In the net I saw figures like humanoid mirrors rise from the glass plane. I figured this was a manifestation of security attack programs. I watched as Annis traced more smoky symbols in the air with her other hand. The mirror figures were running towards her now, casting a distorted reflection all around them. I watched as one by one they started to burn with a pale-blue fire the colour of Annis’ skin. They continued running though they were melting, the reflections they cast becoming more and more distorted.
Balor swam out of the darkness above me. He was so close to my field of fire I paused and adjusted my aim. He looked at home. He looked exactly like what he wanted to be, an ancient sea demon. The extending spear he carried was in a trident configuration. I watched as he swam down on another cybrid and despite her armour and reinforced frame jabbed the trident down into her spine and twisted. He left the corpse hanging there, tendrils of blood escaping into the water, as he continued to swim towards us. Whoever was in the fifth and final Wraith joined us, back to the wall and firing at the security forces. As shots from a steel gun rained off my armour, chipping concrete from the Spoke, I realised how much I wanted this. If I went out now, it would be okay. Of course this is what you’re supposed to think on Slaughter, so it’s all right to die.

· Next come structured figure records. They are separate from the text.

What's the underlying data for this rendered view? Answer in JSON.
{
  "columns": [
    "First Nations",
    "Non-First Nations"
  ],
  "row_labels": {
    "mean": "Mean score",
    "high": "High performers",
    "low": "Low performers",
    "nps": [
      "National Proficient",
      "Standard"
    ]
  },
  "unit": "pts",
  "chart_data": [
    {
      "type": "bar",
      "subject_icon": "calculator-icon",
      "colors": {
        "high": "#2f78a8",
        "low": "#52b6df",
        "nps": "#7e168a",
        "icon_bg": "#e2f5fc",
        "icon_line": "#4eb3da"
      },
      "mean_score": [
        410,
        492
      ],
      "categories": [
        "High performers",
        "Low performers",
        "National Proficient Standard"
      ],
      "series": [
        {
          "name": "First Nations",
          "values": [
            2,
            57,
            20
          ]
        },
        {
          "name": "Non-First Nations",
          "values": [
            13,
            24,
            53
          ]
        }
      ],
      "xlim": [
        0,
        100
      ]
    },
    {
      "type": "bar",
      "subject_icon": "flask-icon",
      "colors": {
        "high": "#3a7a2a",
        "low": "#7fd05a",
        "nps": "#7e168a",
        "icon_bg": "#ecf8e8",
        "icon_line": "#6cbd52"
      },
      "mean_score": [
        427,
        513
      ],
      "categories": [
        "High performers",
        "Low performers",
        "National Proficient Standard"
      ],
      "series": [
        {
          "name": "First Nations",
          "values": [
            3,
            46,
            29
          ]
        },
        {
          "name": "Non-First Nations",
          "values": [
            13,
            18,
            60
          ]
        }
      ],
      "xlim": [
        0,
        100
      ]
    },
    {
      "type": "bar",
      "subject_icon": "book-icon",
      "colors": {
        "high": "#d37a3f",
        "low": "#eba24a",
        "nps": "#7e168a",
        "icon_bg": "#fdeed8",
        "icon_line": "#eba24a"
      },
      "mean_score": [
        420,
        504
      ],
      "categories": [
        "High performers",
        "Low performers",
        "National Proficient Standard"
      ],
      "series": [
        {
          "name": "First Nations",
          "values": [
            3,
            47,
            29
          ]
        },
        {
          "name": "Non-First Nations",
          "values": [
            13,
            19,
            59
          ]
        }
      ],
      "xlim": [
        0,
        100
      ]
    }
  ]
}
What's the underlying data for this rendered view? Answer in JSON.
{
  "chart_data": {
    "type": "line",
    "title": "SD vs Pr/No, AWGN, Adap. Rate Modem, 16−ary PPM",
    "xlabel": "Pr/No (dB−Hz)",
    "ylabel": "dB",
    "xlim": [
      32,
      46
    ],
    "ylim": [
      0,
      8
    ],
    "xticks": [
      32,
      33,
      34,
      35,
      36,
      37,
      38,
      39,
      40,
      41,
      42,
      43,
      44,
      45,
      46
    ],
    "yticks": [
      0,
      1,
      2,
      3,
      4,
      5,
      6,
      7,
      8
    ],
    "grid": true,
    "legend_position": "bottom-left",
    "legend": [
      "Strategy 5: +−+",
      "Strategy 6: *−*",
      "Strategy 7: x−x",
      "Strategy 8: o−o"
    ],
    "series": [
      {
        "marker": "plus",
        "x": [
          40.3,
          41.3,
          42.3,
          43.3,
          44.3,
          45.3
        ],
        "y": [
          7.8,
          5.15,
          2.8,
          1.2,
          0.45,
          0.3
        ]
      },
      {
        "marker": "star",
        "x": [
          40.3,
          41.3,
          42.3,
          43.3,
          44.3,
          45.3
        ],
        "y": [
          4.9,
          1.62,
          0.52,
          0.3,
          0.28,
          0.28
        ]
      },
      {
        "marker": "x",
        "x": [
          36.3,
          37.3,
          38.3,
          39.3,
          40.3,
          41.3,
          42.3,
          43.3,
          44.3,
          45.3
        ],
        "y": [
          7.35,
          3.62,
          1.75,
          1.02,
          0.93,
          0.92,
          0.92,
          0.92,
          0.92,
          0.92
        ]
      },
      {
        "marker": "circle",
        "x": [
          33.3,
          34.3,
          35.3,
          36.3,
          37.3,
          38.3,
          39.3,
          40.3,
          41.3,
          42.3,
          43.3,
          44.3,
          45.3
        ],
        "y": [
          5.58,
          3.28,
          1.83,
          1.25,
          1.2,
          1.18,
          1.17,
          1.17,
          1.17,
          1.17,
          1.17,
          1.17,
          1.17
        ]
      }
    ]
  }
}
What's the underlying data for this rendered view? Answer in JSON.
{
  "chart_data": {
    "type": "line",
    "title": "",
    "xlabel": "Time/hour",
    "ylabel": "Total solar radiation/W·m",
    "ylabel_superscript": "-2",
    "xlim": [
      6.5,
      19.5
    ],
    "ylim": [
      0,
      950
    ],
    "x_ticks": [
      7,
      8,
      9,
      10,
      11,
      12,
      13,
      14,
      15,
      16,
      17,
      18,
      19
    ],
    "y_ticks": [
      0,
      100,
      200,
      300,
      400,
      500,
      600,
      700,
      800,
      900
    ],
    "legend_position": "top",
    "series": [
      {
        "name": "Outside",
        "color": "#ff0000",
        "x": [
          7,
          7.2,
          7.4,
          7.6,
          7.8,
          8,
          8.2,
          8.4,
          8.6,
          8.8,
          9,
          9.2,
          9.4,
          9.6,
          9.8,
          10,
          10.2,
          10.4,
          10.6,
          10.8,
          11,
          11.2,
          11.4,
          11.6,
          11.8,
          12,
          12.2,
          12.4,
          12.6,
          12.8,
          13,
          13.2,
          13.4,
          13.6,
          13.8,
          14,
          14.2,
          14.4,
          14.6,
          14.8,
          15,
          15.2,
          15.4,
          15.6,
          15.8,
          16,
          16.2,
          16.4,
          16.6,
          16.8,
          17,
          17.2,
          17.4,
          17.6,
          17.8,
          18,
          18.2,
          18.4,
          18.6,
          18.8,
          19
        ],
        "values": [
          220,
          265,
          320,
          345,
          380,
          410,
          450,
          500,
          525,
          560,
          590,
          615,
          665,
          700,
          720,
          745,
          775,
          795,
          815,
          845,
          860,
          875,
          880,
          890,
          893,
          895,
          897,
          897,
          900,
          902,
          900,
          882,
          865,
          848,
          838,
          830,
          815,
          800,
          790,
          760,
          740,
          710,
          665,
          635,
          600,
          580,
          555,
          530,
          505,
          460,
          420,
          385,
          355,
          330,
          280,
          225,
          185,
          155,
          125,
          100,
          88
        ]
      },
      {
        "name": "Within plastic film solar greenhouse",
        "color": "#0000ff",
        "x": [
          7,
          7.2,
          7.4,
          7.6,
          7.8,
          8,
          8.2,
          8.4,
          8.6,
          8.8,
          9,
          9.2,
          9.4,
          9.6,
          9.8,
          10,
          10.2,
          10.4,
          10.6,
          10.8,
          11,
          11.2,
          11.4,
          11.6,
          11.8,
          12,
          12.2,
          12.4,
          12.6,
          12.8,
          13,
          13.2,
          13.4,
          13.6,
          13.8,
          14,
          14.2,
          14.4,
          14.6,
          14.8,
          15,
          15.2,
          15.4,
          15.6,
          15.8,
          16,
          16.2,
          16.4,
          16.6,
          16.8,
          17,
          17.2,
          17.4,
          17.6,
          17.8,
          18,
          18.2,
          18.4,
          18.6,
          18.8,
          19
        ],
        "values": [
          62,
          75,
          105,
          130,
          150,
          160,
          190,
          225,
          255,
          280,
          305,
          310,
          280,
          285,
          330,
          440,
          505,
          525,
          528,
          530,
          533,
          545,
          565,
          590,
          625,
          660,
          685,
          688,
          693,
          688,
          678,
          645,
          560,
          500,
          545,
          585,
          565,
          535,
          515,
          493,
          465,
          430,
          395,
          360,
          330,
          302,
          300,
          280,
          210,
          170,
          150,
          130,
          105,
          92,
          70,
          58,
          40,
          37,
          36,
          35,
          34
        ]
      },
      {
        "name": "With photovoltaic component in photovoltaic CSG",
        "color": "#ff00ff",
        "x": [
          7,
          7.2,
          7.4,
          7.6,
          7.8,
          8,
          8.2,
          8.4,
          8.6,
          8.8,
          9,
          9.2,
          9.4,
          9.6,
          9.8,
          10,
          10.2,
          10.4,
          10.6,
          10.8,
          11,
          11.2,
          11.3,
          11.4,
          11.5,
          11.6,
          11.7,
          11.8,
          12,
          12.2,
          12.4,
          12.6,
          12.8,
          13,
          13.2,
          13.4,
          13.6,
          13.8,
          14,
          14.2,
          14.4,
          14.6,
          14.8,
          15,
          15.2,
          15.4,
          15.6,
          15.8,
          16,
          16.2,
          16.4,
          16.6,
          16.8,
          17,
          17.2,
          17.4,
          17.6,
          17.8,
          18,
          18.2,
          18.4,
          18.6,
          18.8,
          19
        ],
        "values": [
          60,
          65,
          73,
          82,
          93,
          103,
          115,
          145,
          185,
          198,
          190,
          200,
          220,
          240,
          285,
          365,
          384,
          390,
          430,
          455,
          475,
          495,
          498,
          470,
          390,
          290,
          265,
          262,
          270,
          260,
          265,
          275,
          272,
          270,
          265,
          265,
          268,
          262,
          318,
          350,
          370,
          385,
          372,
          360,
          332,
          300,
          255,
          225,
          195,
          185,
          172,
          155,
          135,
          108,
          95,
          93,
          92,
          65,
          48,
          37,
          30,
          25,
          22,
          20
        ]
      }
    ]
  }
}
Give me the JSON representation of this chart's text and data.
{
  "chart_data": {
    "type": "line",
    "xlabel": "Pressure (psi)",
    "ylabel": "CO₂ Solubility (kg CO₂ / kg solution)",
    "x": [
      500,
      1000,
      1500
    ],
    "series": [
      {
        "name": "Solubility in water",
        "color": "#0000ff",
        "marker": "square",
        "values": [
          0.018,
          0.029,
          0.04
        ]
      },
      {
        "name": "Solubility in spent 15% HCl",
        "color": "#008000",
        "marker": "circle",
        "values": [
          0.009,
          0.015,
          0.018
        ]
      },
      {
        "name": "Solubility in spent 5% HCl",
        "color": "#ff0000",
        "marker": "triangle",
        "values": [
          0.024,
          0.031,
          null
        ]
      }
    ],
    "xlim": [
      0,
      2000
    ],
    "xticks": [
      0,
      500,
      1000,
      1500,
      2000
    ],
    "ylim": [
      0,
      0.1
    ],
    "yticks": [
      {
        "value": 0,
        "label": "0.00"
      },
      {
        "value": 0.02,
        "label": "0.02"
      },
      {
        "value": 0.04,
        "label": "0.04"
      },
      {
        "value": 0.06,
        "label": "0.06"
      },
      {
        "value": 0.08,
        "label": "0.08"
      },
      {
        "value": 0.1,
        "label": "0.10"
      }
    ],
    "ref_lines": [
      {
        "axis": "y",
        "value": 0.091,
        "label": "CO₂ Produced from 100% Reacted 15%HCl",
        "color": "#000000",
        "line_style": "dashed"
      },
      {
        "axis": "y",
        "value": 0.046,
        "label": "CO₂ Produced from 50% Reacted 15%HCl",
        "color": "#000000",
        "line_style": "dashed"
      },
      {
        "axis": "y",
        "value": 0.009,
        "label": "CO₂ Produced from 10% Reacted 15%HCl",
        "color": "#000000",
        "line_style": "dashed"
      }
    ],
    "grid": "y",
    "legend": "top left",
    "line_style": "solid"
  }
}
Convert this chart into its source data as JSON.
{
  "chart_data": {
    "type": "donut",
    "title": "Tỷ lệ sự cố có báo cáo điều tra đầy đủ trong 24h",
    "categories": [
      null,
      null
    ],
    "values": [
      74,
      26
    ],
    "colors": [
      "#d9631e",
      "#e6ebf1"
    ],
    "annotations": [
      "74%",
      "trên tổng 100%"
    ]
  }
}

In the net I saw the waterfall part slightly like a curtain being twitched open. The audio sensors on the Wraith picked up the grinding noise of the external airlock door opening just enough to provide us with room to propel the Wraiths in. Morag’s Wraith came alive again and the net feed went dead. Balor was in first, a Wraith following him, I had no idea whose, but it turned and started providing covering fire for the rest of us.
One after the other the Wraiths moved into the airlock. The second to last was moving as I interfaced with the propulsion system and, still firing, manoeuvred myself into the dark interior, the doors already closing. I fired my last few bursts, watching them arc through the water just before the doors shut. Then I heard rather than saw the water begin to pump out of the chamber, as without a word we prepared ourselves to face whatever was coming when the internal door opened.